Japan tries to keep North and South Korea apart after bombing
Japan is working closely with the United States and China to try and defuse tensions on the volatile Korean peninsula. Officials say the government is becoming increasingly concerned about the growing confrontation between North and South Korea.
This comes in the wake of last month's terrorist bomb explosion in Rangoon, Burma, which decimated the ranks of the South Korean government's top diplomatic and economic policymakers.
The Seoul government immediately laid the blame on North Korea. Last week Burma finally concurred and severed diplomatic relations with Pyongyang.

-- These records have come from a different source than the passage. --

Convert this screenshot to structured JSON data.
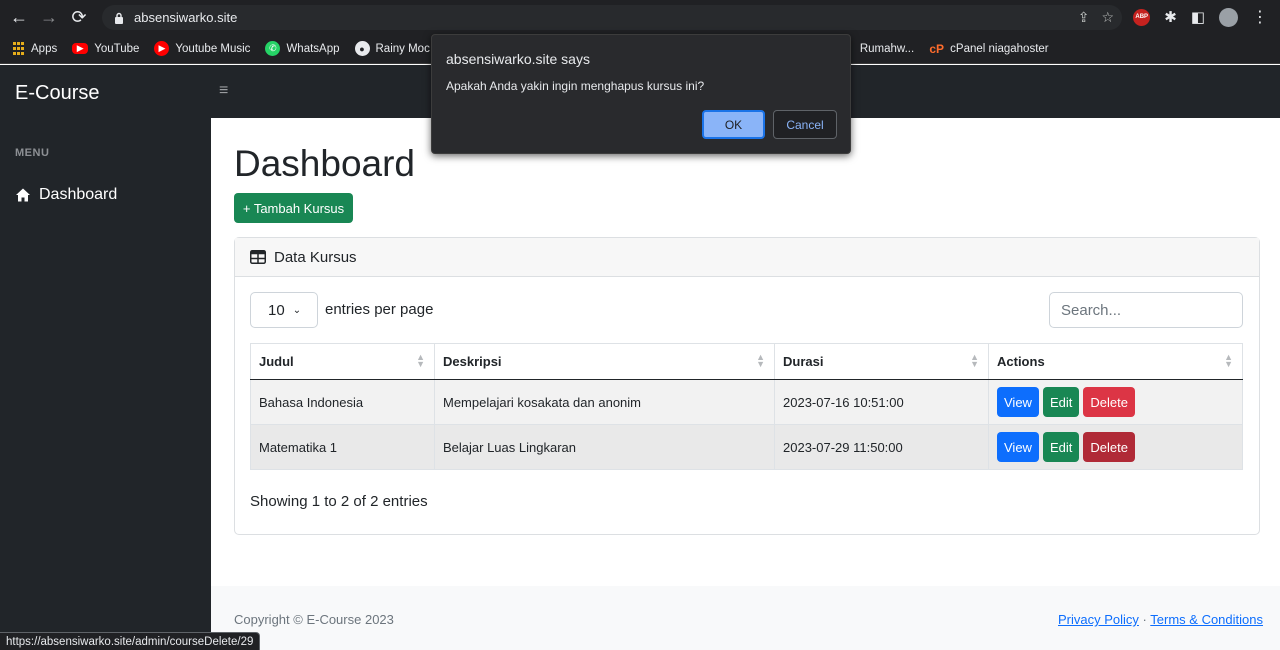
{
  "browser": {
    "url": "absensiwarko.site",
    "status_url": "https://absensiwarko.site/admin/courseDelete/29",
    "bookmarks": [
      {
        "label": "Apps",
        "icon": "apps-grid-icon"
      },
      {
        "label": "YouTube",
        "icon": "youtube-icon"
      },
      {
        "label": "Youtube Music",
        "icon": "youtube-music-icon"
      },
      {
        "label": "WhatsApp",
        "icon": "whatsapp-icon"
      },
      {
        "label": "Rainy Moc",
        "icon": "rainy-icon"
      },
      {
        "label": "Rumahw...",
        "icon": ""
      },
      {
        "label": "cPanel niagahoster",
        "icon": "cpanel-icon"
      }
    ],
    "extension_badge": "ABP"
  },
  "dialog": {
    "title": "absensiwarko.site says",
    "message": "Apakah Anda yakin ingin menghapus kursus ini?",
    "ok_label": "OK",
    "cancel_label": "Cancel"
  },
  "app": {
    "brand": "E-Course",
    "hamburger": "≡",
    "menu_heading": "MENU",
    "nav_item": "Dashboard"
  },
  "main": {
    "title": "Dashboard",
    "add_button": "+ Tambah Kursus",
    "card_title": "Data Kursus",
    "entries_value": "10",
    "entries_label": "entries per page",
    "search_placeholder": "Search...",
    "columns": [
      "Judul",
      "Deskripsi",
      "Durasi",
      "Actions"
    ],
    "rows": [
      {
        "judul": "Bahasa Indonesia",
        "deskripsi": "Mempelajari kosakata dan anonim",
        "durasi": "2023-07-16 10:51:00"
      },
      {
        "judul": "Matematika 1",
        "deskripsi": "Belajar Luas Lingkaran",
        "durasi": "2023-07-29 11:50:00"
      }
    ],
    "action_labels": {
      "view": "View",
      "edit": "Edit",
      "delete": "Delete"
    },
    "showing": "Showing 1 to 2 of 2 entries"
  },
  "footer": {
    "copyright": "Copyright © E-Course 2023",
    "privacy": "Privacy Policy",
    "separator": "·",
    "terms": "Terms & Conditions"
  },
  "colors": {
    "sidebar": "#212529",
    "primary": "#0d6efd",
    "success": "#198754",
    "danger": "#dc3545"
  }
}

Once the verdict was in, Japan acted quickly with punitive measures against North Korea, although these are necessarily limited by the lack of diplomatic relations. At the same time, a senior foreign ministry official said Tokyo was asking China to use all its influence on the North to exercise maximum self-restraint.
Other foreign ministry sources said the Korean issue was now expected to be high on the agenda of talks this week between Prime Minister Yasuhiro Nakasone and visiting President Reagan.
They said Mr. Nakasone would urge Mr. Reagan to use all his influence on South Korean President Chun Doo Hwan not to take any provocative actions that might exacerbate strains with the North, especially at a time when military forces on both sides of the demilitarized zone remain on heightened alert. (President Reagan will visit Seoul November 12 to 14 after completing his visit to Japan).
Sources said the Tokyo government took seriously a report from Foreign Minister Shintaro Abe when he returned from a brief visit to Seoul last month. Mr. Abe quoted President Chun as saying he was having to restrain certain elements within his military from taking immediate retaliatory action against the North for the Rangoon bombing.
Foreign ministry sources said the Tokyo government would also use all its influence to reassure South Korea that its best policy was to remain calm no matter what the provocation in order to gain international sympathy and support.
Meanwhile, a statement was issued spelling out the steps Japan was taking to express its outrage at North Korea's ''inexcusable and inhumane act.''
Japan diplomats will not be allowed to have any contacts with their North Korean counterparts abroad; no official visits will be allowed in either direction; and visits to Japan by non-governmental North Koreans would be subject to stricter scrutiny.
Japan would consult with the US on what other steps might be taken, they added. Experts predict that Japan's trade with North Korea will be cut back.